The last several U.S. Administrations have rendered the Consumer Price Index meaningless; they’ve taken the economically volatile products that really give an indication of inflation out of the index, so the index doesn’t indicate much anymore, and they can claim that there isn’t much inflation, and they can control that with their “quantitative easing” and other central bank sorcery; go take a look at your grocery bill or buy some 2 X 4s if you’d like a reality check.

Just as the explosive rise of fuel prices in the run-up to the 2006 election and the crash of the housing market in 2006 “snuck up” on us, we will face 1970’s “stagflation within the next year or so; the U.S. economy is going to hell. 

My grandkids are older than my new-born daughter was in the early 1970s, but their world is just as daunting, maybe more so. 

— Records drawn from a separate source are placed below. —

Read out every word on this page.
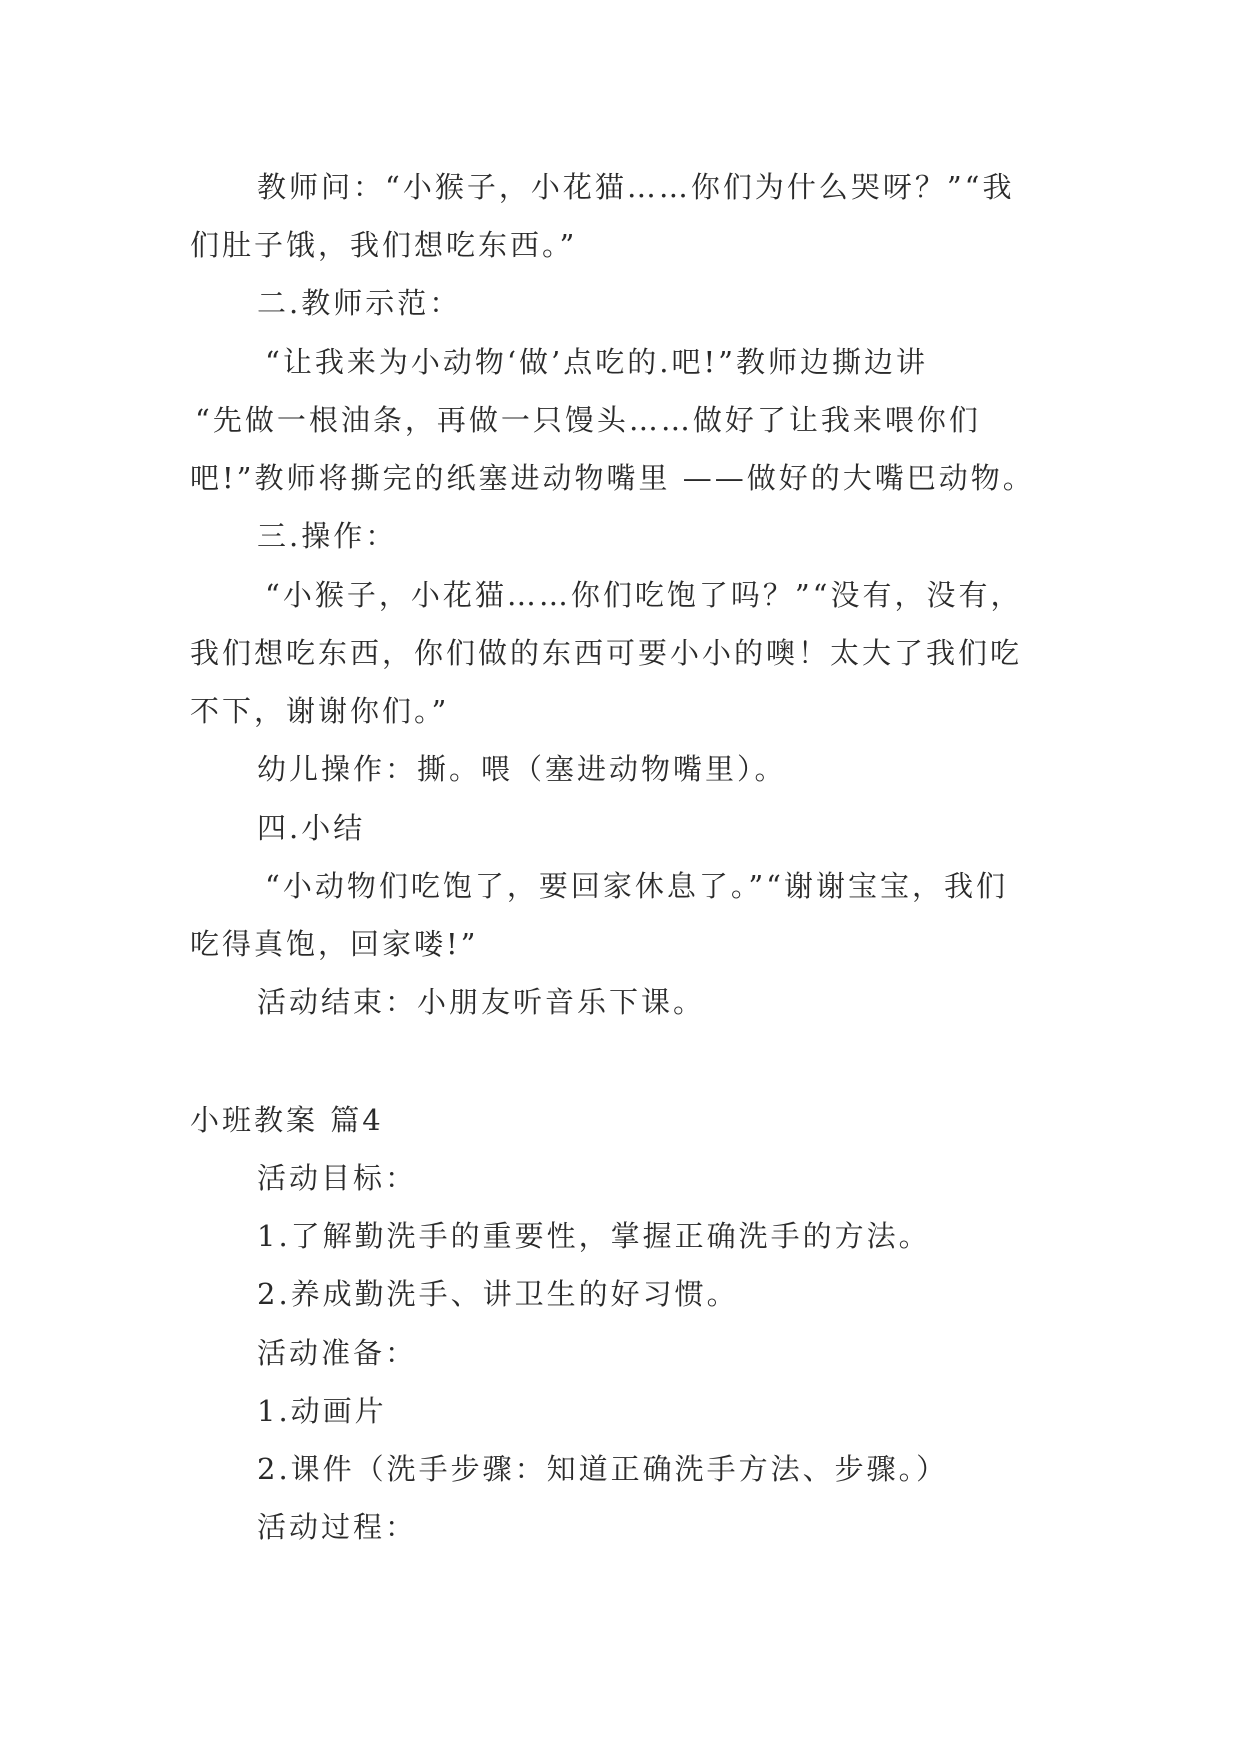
教师问：“小猴子，小花猫……你们为什么哭呀？”“我
们肚子饿，我们想吃东西。”
二.教师示范：
“让我来为小动物‘做’点吃的.吧!”教师边撕边讲
“先做一根油条，再做一只馒头……做好了让我来喂你们
吧!”教师将撕完的纸塞进动物嘴里 ——做好的大嘴巴动物。
三.操作：
“小猴子，小花猫……你们吃饱了吗？”“没有，没有，
我们想吃东西，你们做的东西可要小小的噢！太大了我们吃
不下，谢谢你们。”
幼儿操作：撕。喂（塞进动物嘴里）。
四.小结
“小动物们吃饱了，要回家休息了。”“谢谢宝宝，我们
吃得真饱，回家喽!”
活动结束：小朋友听音乐下课。
小班教案 篇4
活动目标：
1.了解勤洗手的重要性，掌握正确洗手的方法。
2.养成勤洗手、讲卫生的好习惯。
活动准备：
1.动画片
2.课件（洗手步骤：知道正确洗手方法、步骤。）
活动过程：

Frankly, Alaska was our salvation; we could make ourselves worth more as the costs of everything went up; you couldn’t do that in most of the Lower 48 and many families went bust in the Seventies and early Eighties. Reagan and Volker’s steps to control inflation in the Eighties were dramatically painful; I knew families who had been free-holders since the late 1700’s who didn’t survive the Eighties as free-holders.   Most of us here in Alaska made it because we could ride the inflationary wave – until it broke in 1985.   All good things must end.

Our children and grand-children have lost a year and more of their lives; time they’re unlikely to get back. The economy is certain to crash in the next couple of years. We’ll see if there remain any people in the US who can rise to leadership rather than just to demagoguery; my money is on media-driven demagoguery.